Not believing isn’t the same as not questioning. Questions are always welcomed here, and often an invitation to a deeper spiritual life. We can have our doubts and still act to confirm, deny, or explore them. I point this out because when the disciples thought it “an idle tale” or mere folly, they were unbelieving. The word here is ἀπιστέω (apistéō) which means more than disbelief – it indicates one not even willing to be persuaded. Only Peter, who three times denied even knowing Jesus, was open to wonder if the extraordinary news Mary Magdalene, Joanna, Mary of James, and the other women told could somehow be true. Even a sliver of hope can keep us from being immobilized by despair. 

We can understand their response. We’ve all experienced some failure of hopes and dreams. Who here has never felt empty, inadequate for not succeeding, unable to seek or find joy? It can be as though a stone blocks the entrance to our souls! An obstacle to friendships, love, well-being, beauty, even light.

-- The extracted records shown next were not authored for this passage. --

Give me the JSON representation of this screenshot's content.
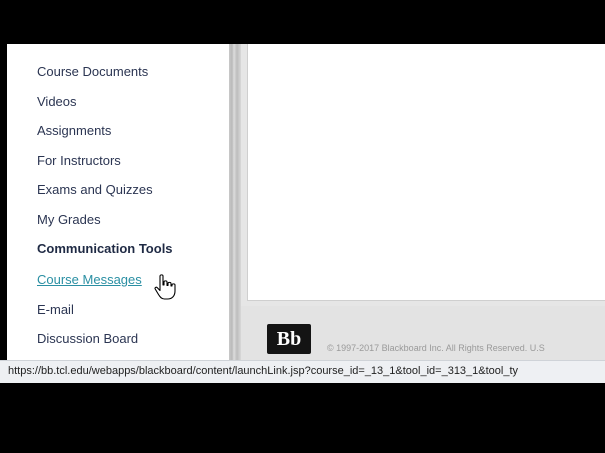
{
  "sidebar": {
    "items": [
      {
        "label": "Course Documents"
      },
      {
        "label": "Videos"
      },
      {
        "label": "Assignments"
      },
      {
        "label": "For Instructors"
      },
      {
        "label": "Exams and Quizzes"
      },
      {
        "label": "My Grades"
      },
      {
        "label": "Communication Tools"
      },
      {
        "label": "Course Messages"
      },
      {
        "label": "E-mail"
      },
      {
        "label": "Discussion Board"
      }
    ]
  },
  "footer": {
    "logo": "Bb",
    "copyright": "© 1997-2017 Blackboard Inc. All Rights Reserved. U.S"
  },
  "status_bar": {
    "url": "https://bb.tcl.edu/webapps/blackboard/content/launchLink.jsp?course_id=_13_1&tool_id=_313_1&tool_ty"
  }
}
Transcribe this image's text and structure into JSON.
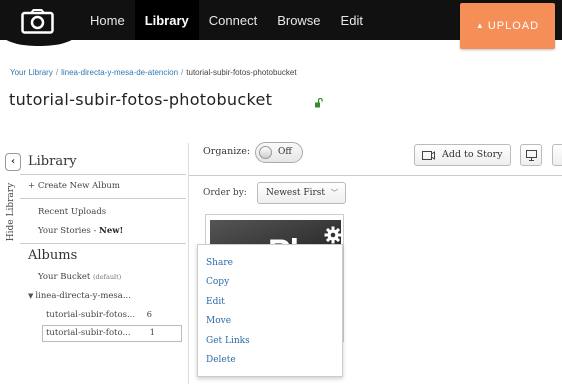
{
  "topbar": {
    "nav": [
      {
        "label": "Home",
        "active": false
      },
      {
        "label": "Library",
        "active": true
      },
      {
        "label": "Connect",
        "active": false
      },
      {
        "label": "Browse",
        "active": false
      },
      {
        "label": "Edit",
        "active": false
      }
    ],
    "upload_label": "UPLOAD"
  },
  "breadcrumb": {
    "items": [
      "Your Library",
      "linea-directa-y-mesa-de-atencion",
      "tutorial-subir-fotos-photobucket"
    ]
  },
  "page": {
    "title": "tutorial-subir-fotos-photobucket"
  },
  "sidebar": {
    "hide_label": "Hide Library",
    "library_heading": "Library",
    "create_album": "+ Create New Album",
    "recent_uploads": "Recent Uploads",
    "your_stories": "Your Stories - ",
    "your_stories_new": "New!",
    "albums_heading": "Albums",
    "your_bucket": "Your Bucket ",
    "your_bucket_tag": "(default)",
    "parent_album": "linea-directa-y-mesa...",
    "albums": [
      {
        "name": "tutorial-subir-fotos...",
        "count": "6",
        "selected": false
      },
      {
        "name": "tutorial-subir-foto...",
        "count": "1",
        "selected": true
      }
    ]
  },
  "main": {
    "organize_label": "Organize:",
    "organize_state": "Off",
    "add_to_story": "Add to Story",
    "order_by_label": "Order by:",
    "order_by_value": "Newest First"
  },
  "photo": {
    "thumb_text": "Ph"
  },
  "context_menu": {
    "items": [
      "Share",
      "Copy",
      "Edit",
      "Move",
      "Get Links",
      "Delete"
    ]
  },
  "colors": {
    "topbar": "#111111",
    "upload_accent": "#f68e57",
    "link": "#2f78b5"
  }
}
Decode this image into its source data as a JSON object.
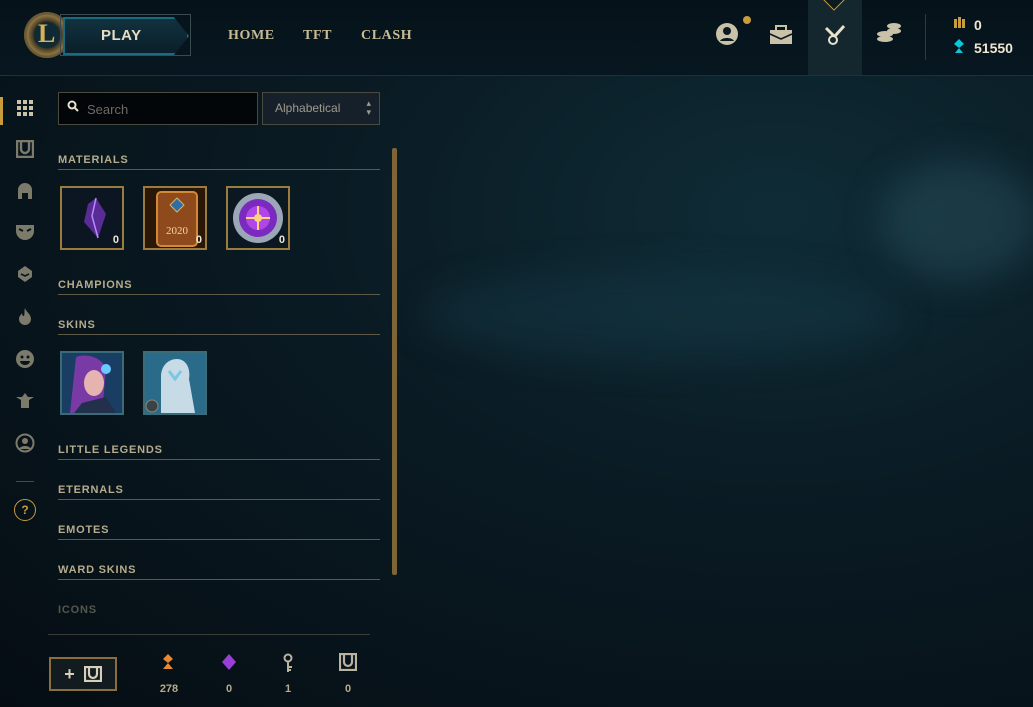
{
  "topbar": {
    "play_label": "PLAY",
    "nav": [
      "HOME",
      "TFT",
      "CLASH"
    ],
    "icons": [
      "profile-icon",
      "store-bag-icon",
      "loot-crafting-icon",
      "coins-icon"
    ],
    "currency": {
      "orange_essence": "0",
      "blue_essence": "51550"
    }
  },
  "sidebar": {
    "icons": [
      "grid-icon",
      "chest-icon",
      "helmet-icon",
      "mask-icon",
      "champion-face-icon",
      "flame-icon",
      "emote-face-icon",
      "totem-icon",
      "profile-circle-icon",
      "help-icon"
    ],
    "help_label": "?"
  },
  "filters": {
    "search_placeholder": "Search",
    "sort_value": "Alphabetical"
  },
  "categories": {
    "materials": "MATERIALS",
    "champions": "CHAMPIONS",
    "skins": "SKINS",
    "little_legends": "LITTLE LEGENDS",
    "eternals": "ETERNALS",
    "emotes": "EMOTES",
    "ward_skins": "WARD SKINS",
    "icons": "ICONS"
  },
  "materials": [
    {
      "icon": "purple-shard-icon",
      "count": "0"
    },
    {
      "icon": "event-pass-2020-icon",
      "count": "0",
      "label": "2020"
    },
    {
      "icon": "purple-orb-icon",
      "count": "0"
    }
  ],
  "bottom": {
    "add_label": "+",
    "resources": [
      {
        "icon": "orange-essence-icon",
        "value": "278",
        "color": "#e8892f"
      },
      {
        "icon": "purple-gem-icon",
        "value": "0",
        "color": "#9a3fd6"
      },
      {
        "icon": "key-icon",
        "value": "1",
        "color": "#b9b3a0"
      },
      {
        "icon": "chest-icon",
        "value": "0",
        "color": "#b9b3a0"
      }
    ]
  },
  "colors": {
    "gold": "#c89b3c",
    "hextech_blue": "#0ac8b9"
  }
}
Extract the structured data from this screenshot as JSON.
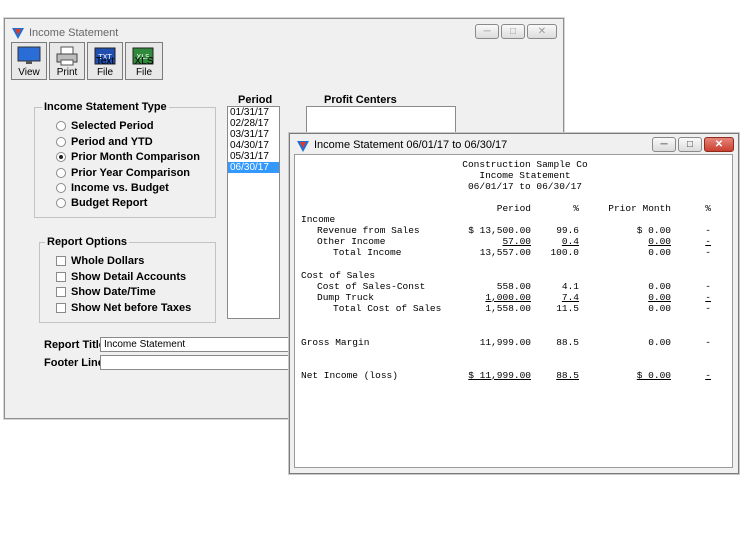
{
  "main_window": {
    "title": "Income Statement",
    "toolbar": [
      {
        "label": "View",
        "icon": "monitor-icon"
      },
      {
        "label": "Print",
        "icon": "printer-icon"
      },
      {
        "label": "Text File",
        "icon": "text-file-icon"
      },
      {
        "label": "XLS File",
        "icon": "xls-file-icon"
      }
    ],
    "type_group": {
      "label": "Income Statement Type",
      "options": [
        {
          "label": "Selected Period",
          "selected": false
        },
        {
          "label": "Period and YTD",
          "selected": false
        },
        {
          "label": "Prior Month Comparison",
          "selected": true
        },
        {
          "label": "Prior Year Comparison",
          "selected": false
        },
        {
          "label": "Income vs. Budget",
          "selected": false
        },
        {
          "label": "Budget Report",
          "selected": false
        }
      ]
    },
    "options_group": {
      "label": "Report Options",
      "items": [
        "Whole Dollars",
        "Show Detail Accounts",
        "Show Date/Time",
        "Show Net before Taxes"
      ]
    },
    "period": {
      "label": "Period",
      "items": [
        "01/31/17",
        "02/28/17",
        "03/31/17",
        "04/30/17",
        "05/31/17",
        "06/30/17"
      ],
      "selected_index": 5
    },
    "profit_centers": {
      "label": "Profit Centers"
    },
    "report_title": {
      "label": "Report Title",
      "value": "Income Statement"
    },
    "footer_line": {
      "label": "Footer Line",
      "value": ""
    }
  },
  "report_window": {
    "title": "Income Statement 06/01/17 to 06/30/17",
    "company": "Construction Sample Co",
    "heading": "Income Statement",
    "range": "06/01/17 to 06/30/17",
    "columns": {
      "period": "Period",
      "pct": "%",
      "prior": "Prior Month",
      "pct2": "%"
    },
    "rows": [
      {
        "label": "Income",
        "indent": 0
      },
      {
        "label": "Revenue from Sales",
        "indent": 1,
        "period": "$ 13,500.00",
        "pct": "99.6",
        "prior": "$ 0.00",
        "pct2": "-"
      },
      {
        "label": "Other Income",
        "indent": 1,
        "period": "57.00",
        "pct": "0.4",
        "prior": "0.00",
        "pct2": "-",
        "underline": true
      },
      {
        "label": "Total Income",
        "indent": 2,
        "period": "13,557.00",
        "pct": "100.0",
        "prior": "0.00",
        "pct2": "-"
      },
      {
        "label": "",
        "indent": 0
      },
      {
        "label": "Cost of Sales",
        "indent": 0
      },
      {
        "label": "Cost of Sales-Const",
        "indent": 1,
        "period": "558.00",
        "pct": "4.1",
        "prior": "0.00",
        "pct2": "-"
      },
      {
        "label": "Dump Truck",
        "indent": 1,
        "period": "1,000.00",
        "pct": "7.4",
        "prior": "0.00",
        "pct2": "-",
        "underline": true
      },
      {
        "label": "Total Cost of Sales",
        "indent": 2,
        "period": "1,558.00",
        "pct": "11.5",
        "prior": "0.00",
        "pct2": "-"
      },
      {
        "label": "",
        "indent": 0
      },
      {
        "label": "",
        "indent": 0
      },
      {
        "label": "Gross Margin",
        "indent": 0,
        "period": "11,999.00",
        "pct": "88.5",
        "prior": "0.00",
        "pct2": "-"
      },
      {
        "label": "",
        "indent": 0
      },
      {
        "label": "",
        "indent": 0
      },
      {
        "label": "Net Income (loss)",
        "indent": 0,
        "period": "$ 11,999.00",
        "pct": "88.5",
        "prior": "$ 0.00",
        "pct2": "-",
        "underline": true
      }
    ]
  }
}
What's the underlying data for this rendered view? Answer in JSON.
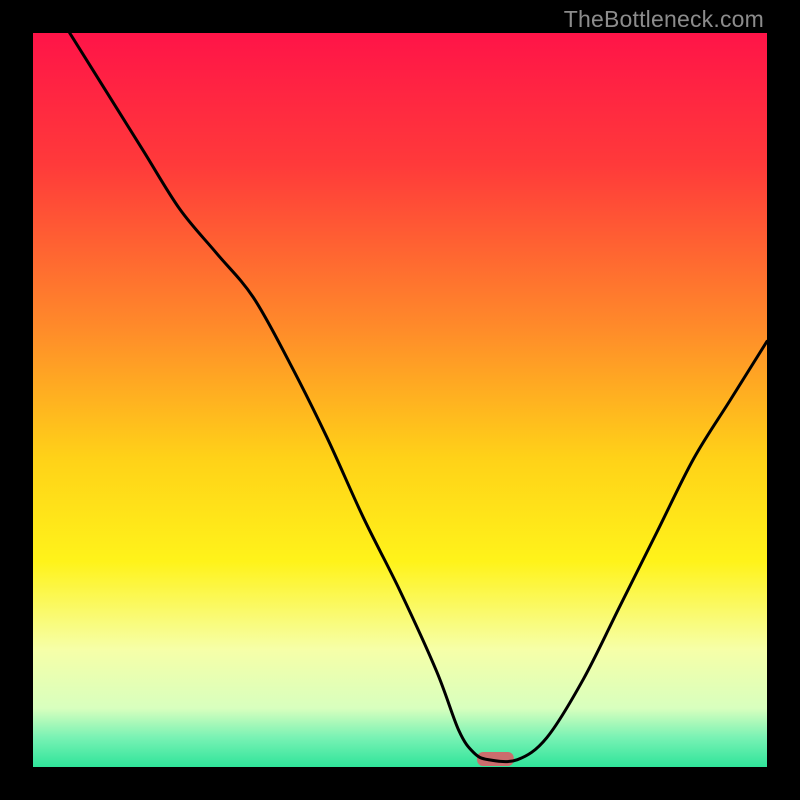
{
  "watermark": "TheBottleneck.com",
  "chart_data": {
    "type": "line",
    "title": "",
    "xlabel": "",
    "ylabel": "",
    "xlim": [
      0,
      100
    ],
    "ylim": [
      0,
      100
    ],
    "background_gradient_stops": [
      {
        "pct": 0,
        "color": "#ff1448"
      },
      {
        "pct": 18,
        "color": "#ff3a3a"
      },
      {
        "pct": 40,
        "color": "#ff8a2a"
      },
      {
        "pct": 58,
        "color": "#ffd218"
      },
      {
        "pct": 72,
        "color": "#fff31a"
      },
      {
        "pct": 84,
        "color": "#f6ffa8"
      },
      {
        "pct": 92,
        "color": "#d8ffbe"
      },
      {
        "pct": 96,
        "color": "#78f2b4"
      },
      {
        "pct": 100,
        "color": "#2fe49a"
      }
    ],
    "series": [
      {
        "name": "bottleneck-curve",
        "color": "#000000",
        "x": [
          5,
          10,
          15,
          20,
          25,
          30,
          35,
          40,
          45,
          50,
          55,
          58,
          60,
          62,
          66,
          70,
          75,
          80,
          85,
          90,
          95,
          100
        ],
        "y": [
          100,
          92,
          84,
          76,
          70,
          64,
          55,
          45,
          34,
          24,
          13,
          5,
          2,
          1,
          1,
          4,
          12,
          22,
          32,
          42,
          50,
          58
        ]
      }
    ],
    "marker": {
      "x_center": 63,
      "width": 5,
      "color": "#cb6d6d"
    }
  }
}
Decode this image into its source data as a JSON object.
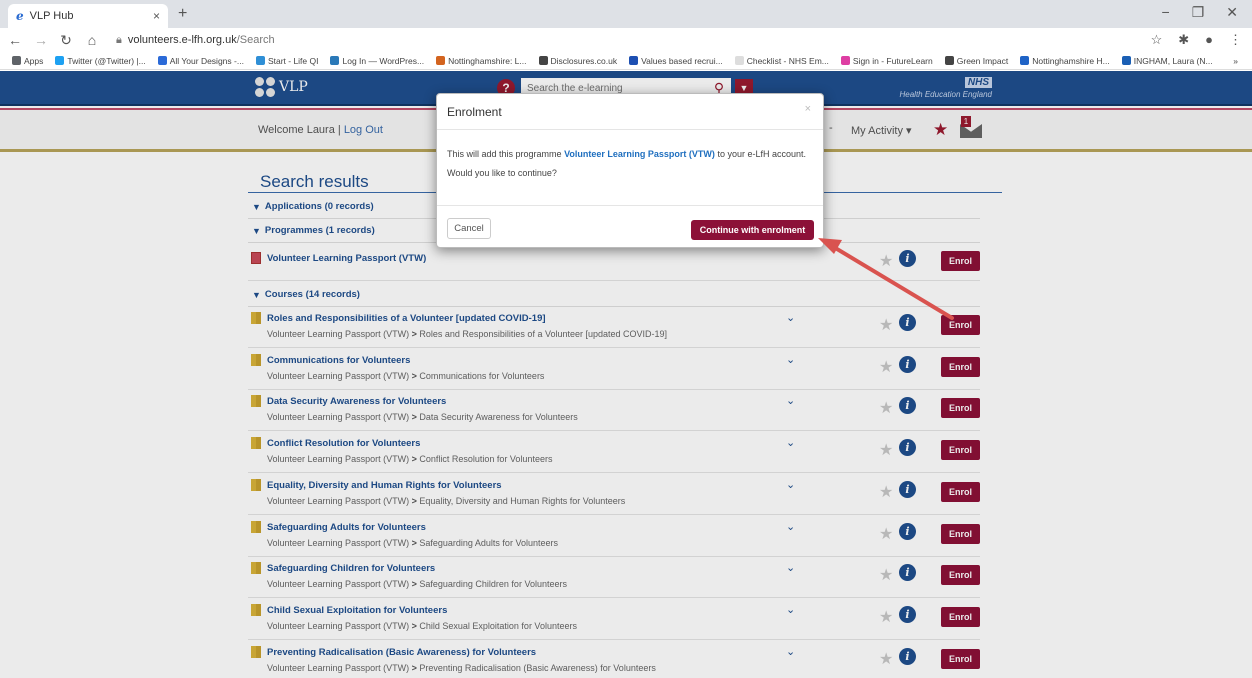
{
  "browser": {
    "tab_title": "VLP Hub",
    "tab_favicon": "e",
    "tab_close": "×",
    "newtab": "+",
    "url_domain": "volunteers.e-lfh.org.uk",
    "url_path": "/Search",
    "bookmarks": [
      {
        "label": "Apps",
        "color": "#5f6368"
      },
      {
        "label": "Twitter (@Twitter) |...",
        "color": "#1da1f2"
      },
      {
        "label": "All Your Designs -...",
        "color": "#2b6ad8"
      },
      {
        "label": "Start - Life QI",
        "color": "#2f8fd6"
      },
      {
        "label": "Log In — WordPres...",
        "color": "#2a79b8"
      },
      {
        "label": "Nottinghamshire: L...",
        "color": "#d3641f"
      },
      {
        "label": "Disclosures.co.uk",
        "color": "#444444"
      },
      {
        "label": "Values based recrui...",
        "color": "#1d4fb2"
      },
      {
        "label": "Checklist - NHS Em...",
        "color": "#dddddd"
      },
      {
        "label": "Sign in - FutureLearn",
        "color": "#de3ea3"
      },
      {
        "label": "Green Impact",
        "color": "#444444"
      },
      {
        "label": "Nottinghamshire H...",
        "color": "#1f63c6"
      },
      {
        "label": "INGHAM, Laura (N...",
        "color": "#1a5fb4"
      }
    ],
    "bookmarks_more": "»"
  },
  "header": {
    "logo_text": "VLP",
    "search_placeholder": "Search the e-learning",
    "help_label": "?",
    "nhs_logo": "NHS",
    "nhs_sub": "Health Education England"
  },
  "subnav": {
    "welcome": "Welcome Laura |",
    "logout": "Log Out",
    "dash": "-",
    "my_activity": "My Activity",
    "mail_count": "1"
  },
  "results": {
    "title": "Search results",
    "applications_label": "Applications (0 records)",
    "programmes_label": "Programmes (1 records)",
    "courses_label": "Courses (14 records)",
    "enrol_label": "Enrol",
    "programme": {
      "title": "Volunteer Learning Passport (VTW)"
    },
    "path_prefix": "Volunteer Learning Passport (VTW)",
    "path_sep": ">",
    "courses": [
      {
        "title": "Roles and Responsibilities of a Volunteer [updated COVID-19]",
        "path": "Roles and Responsibilities of a Volunteer [updated COVID-19]"
      },
      {
        "title": "Communications for Volunteers",
        "path": "Communications for Volunteers"
      },
      {
        "title": "Data Security Awareness for Volunteers",
        "path": "Data Security Awareness for Volunteers"
      },
      {
        "title": "Conflict Resolution for Volunteers",
        "path": "Conflict Resolution for Volunteers"
      },
      {
        "title": "Equality, Diversity and Human Rights for Volunteers",
        "path": "Equality, Diversity and Human Rights for Volunteers"
      },
      {
        "title": "Safeguarding Adults for Volunteers",
        "path": "Safeguarding Adults for Volunteers"
      },
      {
        "title": "Safeguarding Children for Volunteers",
        "path": "Safeguarding Children for Volunteers"
      },
      {
        "title": "Child Sexual Exploitation for Volunteers",
        "path": "Child Sexual Exploitation for Volunteers"
      },
      {
        "title": "Preventing Radicalisation (Basic Awareness) for Volunteers",
        "path": "Preventing Radicalisation (Basic Awareness) for Volunteers"
      }
    ]
  },
  "modal": {
    "title": "Enrolment",
    "close": "×",
    "body_prefix": "This will add this programme",
    "programme_name": "Volunteer Learning Passport (VTW)",
    "body_suffix": "to your e-LfH account.",
    "question": "Would you like to continue?",
    "cancel_label": "Cancel",
    "continue_label": "Continue with enrolment"
  },
  "colors": {
    "header_blue": "#1f4f8f",
    "enrol_maroon": "#8c1138",
    "arrow_red": "#d9534f"
  }
}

Take heart and dare to hope though, for it is in the darkness of the earth that a grain of wheat dies so to be risen —new and green to produce many more grains. Those unlikely brown crinkly bulbs go into the ground and are raised up as the beautiful blooms we are surrounded with. Hence the tradition of lilies, tulips and other bulb flowers in Eastertide. 

Today we bear witness to that great Alleluia Truth; that by the love of God, who raised Jesus from the grave, we can always experience and share new life and love. For with Christ, nothing is impossible.

Let us pray.

Help us to believe Lord, that endings are but beginnings and that graves are but doorways to a new life. For you are the Lord of the living and the dead. Amen.